- Directed by: Chris W. Freeman Spain Willingham
- Written by: Drew Fortune Chris W. Freeman Spain Willingham
- Starring: C. Thomas Howell Leslie Easterbrook Ray Wise James Hong James Duval
- Release date: December 1, 2020;
- Running time: 87 minutes
- Country: United States
- Language: English

= Beast Mode (film) =

Beast Mode is a 2020 American comedy horror film directed by Chris W. Freeman and Spain Willingham and starring C. Thomas Howell, Leslie Easterbrook, Ray Wise, James Hong and James Duval.

==Cast==
- C. Thomas Howell as Breen Nash
- Leslie Easterbrook as Zelda Zine
- Ray Wise as Trammel Steadfast
- James Hong as Pish Rudabaker
- James Duval as Huckle Saxton
- Robert Costanzo as Chrome Mangle
- Douglas Bennett as Ezequiel
- Daz Crawford as Scram Putoff

==Release==
The film was released on DVD and Digital on December 1, 2020.

==Reception==
The film has a 63 percent rating on Rotten Tomatoes based on eight reviews.

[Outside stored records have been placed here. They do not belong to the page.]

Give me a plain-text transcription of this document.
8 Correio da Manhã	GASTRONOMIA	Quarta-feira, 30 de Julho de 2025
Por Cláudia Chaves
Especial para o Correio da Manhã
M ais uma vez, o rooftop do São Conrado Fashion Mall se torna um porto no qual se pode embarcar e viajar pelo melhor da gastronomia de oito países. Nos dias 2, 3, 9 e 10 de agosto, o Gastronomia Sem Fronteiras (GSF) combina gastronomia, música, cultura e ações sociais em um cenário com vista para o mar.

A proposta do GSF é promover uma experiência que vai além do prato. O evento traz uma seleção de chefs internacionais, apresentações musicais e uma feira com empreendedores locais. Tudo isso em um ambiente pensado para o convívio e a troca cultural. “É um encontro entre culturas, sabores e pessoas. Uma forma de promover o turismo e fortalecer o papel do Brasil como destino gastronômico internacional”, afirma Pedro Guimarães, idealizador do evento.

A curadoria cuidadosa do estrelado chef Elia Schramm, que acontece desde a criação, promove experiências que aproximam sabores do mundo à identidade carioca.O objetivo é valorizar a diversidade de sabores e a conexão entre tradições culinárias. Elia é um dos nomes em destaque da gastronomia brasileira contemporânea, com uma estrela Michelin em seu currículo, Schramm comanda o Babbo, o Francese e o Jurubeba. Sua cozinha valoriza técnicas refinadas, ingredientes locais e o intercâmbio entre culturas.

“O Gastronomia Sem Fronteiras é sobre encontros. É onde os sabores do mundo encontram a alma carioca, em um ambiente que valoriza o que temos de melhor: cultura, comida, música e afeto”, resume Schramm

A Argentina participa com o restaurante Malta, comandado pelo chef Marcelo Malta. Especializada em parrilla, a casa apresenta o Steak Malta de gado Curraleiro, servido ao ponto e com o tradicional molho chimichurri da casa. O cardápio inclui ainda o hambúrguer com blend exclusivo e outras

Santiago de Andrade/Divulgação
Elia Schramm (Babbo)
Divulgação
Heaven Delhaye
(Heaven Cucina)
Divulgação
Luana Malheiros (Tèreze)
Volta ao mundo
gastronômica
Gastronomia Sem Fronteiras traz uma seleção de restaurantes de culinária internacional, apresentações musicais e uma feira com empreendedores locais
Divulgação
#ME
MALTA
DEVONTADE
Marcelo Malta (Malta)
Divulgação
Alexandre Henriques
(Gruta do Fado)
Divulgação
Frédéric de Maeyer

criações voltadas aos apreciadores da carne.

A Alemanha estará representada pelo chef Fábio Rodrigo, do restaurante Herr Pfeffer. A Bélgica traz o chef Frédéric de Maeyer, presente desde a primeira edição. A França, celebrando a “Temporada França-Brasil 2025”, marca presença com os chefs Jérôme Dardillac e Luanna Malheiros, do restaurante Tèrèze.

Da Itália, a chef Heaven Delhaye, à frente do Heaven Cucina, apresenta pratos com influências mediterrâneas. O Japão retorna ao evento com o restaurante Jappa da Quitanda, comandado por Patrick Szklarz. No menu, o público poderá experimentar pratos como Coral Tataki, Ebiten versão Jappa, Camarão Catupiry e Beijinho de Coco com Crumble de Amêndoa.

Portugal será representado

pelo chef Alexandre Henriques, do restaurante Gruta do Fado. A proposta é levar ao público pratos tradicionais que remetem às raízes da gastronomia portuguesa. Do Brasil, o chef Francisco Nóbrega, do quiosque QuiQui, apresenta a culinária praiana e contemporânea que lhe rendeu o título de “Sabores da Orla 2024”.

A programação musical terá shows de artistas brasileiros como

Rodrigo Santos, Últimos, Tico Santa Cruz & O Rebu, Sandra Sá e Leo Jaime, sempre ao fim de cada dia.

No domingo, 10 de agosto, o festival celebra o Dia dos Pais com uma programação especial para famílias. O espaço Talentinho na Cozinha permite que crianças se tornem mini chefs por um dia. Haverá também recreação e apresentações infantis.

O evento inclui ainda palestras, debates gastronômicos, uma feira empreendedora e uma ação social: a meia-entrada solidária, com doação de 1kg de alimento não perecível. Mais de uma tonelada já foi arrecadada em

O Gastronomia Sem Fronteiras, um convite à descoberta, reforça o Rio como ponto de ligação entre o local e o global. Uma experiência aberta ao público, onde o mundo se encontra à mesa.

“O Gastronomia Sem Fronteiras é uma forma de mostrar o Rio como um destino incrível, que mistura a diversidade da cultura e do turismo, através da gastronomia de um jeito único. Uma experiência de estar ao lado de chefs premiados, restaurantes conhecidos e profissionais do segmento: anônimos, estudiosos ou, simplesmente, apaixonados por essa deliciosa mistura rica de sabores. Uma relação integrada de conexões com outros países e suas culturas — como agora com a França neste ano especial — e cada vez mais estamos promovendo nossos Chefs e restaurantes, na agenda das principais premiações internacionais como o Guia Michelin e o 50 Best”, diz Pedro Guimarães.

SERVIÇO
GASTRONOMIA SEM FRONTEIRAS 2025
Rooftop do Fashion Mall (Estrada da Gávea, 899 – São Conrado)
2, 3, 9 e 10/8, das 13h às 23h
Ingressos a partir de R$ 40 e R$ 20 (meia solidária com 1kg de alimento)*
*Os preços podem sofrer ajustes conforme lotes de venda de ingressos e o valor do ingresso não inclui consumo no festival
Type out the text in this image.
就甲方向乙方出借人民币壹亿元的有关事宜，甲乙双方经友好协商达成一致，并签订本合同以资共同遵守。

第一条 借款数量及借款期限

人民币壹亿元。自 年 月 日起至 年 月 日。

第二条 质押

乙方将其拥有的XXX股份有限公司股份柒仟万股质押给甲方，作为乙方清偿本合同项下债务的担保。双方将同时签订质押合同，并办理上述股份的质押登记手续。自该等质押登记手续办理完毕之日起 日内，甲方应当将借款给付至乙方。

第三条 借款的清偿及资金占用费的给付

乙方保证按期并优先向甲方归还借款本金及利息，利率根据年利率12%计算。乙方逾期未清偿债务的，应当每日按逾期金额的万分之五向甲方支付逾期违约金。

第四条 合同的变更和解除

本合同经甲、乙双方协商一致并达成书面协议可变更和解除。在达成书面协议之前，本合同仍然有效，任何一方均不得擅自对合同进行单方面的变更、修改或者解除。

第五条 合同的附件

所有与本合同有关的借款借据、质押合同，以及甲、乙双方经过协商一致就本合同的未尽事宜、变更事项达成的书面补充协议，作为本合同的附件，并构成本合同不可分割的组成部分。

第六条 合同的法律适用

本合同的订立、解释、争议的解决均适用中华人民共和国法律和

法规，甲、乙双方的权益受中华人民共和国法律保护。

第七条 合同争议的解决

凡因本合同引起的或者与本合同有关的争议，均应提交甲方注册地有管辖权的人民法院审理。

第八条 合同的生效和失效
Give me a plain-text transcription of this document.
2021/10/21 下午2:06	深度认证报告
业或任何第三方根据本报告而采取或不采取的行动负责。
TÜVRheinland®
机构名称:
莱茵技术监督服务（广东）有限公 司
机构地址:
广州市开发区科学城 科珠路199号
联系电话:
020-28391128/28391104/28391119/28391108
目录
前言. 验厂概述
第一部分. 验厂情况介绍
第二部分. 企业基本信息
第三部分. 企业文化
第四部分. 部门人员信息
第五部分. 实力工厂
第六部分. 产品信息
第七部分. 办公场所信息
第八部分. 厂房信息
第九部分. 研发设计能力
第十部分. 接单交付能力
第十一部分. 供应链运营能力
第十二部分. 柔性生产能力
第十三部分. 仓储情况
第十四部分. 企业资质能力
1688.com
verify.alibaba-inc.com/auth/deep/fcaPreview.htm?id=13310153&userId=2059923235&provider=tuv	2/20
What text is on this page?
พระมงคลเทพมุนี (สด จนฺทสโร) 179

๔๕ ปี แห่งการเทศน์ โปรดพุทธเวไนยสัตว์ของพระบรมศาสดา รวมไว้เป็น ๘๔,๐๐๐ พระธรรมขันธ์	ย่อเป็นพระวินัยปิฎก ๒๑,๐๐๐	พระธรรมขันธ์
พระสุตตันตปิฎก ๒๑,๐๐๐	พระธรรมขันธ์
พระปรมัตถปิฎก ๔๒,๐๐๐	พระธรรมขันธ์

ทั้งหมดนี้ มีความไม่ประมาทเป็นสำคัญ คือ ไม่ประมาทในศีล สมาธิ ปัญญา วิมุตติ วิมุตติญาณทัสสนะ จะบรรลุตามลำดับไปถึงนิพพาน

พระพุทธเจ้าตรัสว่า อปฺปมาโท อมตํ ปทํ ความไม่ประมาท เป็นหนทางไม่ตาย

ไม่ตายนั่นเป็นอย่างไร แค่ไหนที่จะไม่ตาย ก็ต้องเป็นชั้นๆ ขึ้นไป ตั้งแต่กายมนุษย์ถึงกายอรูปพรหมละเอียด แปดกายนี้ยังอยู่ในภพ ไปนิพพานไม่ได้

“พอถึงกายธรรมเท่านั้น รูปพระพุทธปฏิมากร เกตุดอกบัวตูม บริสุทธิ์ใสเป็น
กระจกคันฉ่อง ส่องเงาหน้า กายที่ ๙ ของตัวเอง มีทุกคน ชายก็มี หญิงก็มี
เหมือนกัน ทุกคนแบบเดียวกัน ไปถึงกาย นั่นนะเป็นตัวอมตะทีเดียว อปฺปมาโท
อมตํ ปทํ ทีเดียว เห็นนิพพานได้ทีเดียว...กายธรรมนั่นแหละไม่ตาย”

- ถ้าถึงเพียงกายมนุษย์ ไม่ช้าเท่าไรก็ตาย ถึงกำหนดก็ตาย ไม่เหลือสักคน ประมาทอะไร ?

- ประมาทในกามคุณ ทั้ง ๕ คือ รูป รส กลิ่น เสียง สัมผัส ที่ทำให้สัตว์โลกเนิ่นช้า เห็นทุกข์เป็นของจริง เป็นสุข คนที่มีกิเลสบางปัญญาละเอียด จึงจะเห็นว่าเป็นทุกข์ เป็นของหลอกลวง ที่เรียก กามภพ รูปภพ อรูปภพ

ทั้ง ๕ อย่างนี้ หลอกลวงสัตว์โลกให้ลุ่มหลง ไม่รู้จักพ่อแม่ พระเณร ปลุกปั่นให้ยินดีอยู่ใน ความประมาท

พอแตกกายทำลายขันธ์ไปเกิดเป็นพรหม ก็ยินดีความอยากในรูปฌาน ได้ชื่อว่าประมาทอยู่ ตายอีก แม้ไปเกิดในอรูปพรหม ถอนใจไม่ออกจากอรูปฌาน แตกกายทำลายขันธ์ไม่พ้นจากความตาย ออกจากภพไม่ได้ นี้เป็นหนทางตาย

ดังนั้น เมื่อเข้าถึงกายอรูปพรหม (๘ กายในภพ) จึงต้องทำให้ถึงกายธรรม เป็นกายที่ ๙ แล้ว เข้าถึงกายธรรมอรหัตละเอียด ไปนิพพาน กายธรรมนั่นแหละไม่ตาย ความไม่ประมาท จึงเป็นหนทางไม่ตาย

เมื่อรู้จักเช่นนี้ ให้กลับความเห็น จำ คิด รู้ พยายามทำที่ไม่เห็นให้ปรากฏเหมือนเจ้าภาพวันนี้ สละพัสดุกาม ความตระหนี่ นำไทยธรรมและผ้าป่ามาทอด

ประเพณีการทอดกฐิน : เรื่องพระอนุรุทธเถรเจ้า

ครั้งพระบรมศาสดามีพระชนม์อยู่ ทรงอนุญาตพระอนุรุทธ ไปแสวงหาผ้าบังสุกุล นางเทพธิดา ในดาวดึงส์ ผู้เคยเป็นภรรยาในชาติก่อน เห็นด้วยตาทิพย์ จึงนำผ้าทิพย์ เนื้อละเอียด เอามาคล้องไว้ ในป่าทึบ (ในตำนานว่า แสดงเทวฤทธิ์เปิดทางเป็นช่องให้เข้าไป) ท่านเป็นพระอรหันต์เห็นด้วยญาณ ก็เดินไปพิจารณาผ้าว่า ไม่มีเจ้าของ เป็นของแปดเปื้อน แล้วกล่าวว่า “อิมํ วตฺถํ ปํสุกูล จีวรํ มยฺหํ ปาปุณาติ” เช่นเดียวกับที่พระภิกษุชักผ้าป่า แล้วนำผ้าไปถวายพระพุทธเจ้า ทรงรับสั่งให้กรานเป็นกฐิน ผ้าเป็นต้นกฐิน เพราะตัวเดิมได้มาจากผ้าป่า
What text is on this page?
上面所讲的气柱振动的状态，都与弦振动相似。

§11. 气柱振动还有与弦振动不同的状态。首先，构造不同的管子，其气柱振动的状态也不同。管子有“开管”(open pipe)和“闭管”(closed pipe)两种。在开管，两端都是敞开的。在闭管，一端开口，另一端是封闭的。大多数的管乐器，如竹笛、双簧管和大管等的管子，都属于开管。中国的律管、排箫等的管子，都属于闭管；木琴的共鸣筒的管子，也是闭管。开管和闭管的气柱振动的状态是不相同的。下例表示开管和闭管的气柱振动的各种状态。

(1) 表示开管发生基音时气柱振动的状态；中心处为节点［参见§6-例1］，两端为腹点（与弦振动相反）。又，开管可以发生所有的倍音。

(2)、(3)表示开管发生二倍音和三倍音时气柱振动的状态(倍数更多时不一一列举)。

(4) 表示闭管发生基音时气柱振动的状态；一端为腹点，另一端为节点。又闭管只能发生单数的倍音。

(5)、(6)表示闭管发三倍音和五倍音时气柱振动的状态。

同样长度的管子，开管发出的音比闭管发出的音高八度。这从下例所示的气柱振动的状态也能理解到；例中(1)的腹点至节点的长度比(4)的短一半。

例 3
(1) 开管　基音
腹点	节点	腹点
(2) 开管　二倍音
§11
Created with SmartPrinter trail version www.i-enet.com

Paul Grammatico of Dread Central awarded the film four stars out of five and wrote, "...an extreme b-movie feel which meshes well with its visual product. There are good moments of gory horror mixed with campy comedy..."

Lorry Kikta of Film Threat rated the film an 8 out of 10 and wrote, "If you love a good, silly horror-comedy with a heart of gold, this is right up your alley, and you should check it out."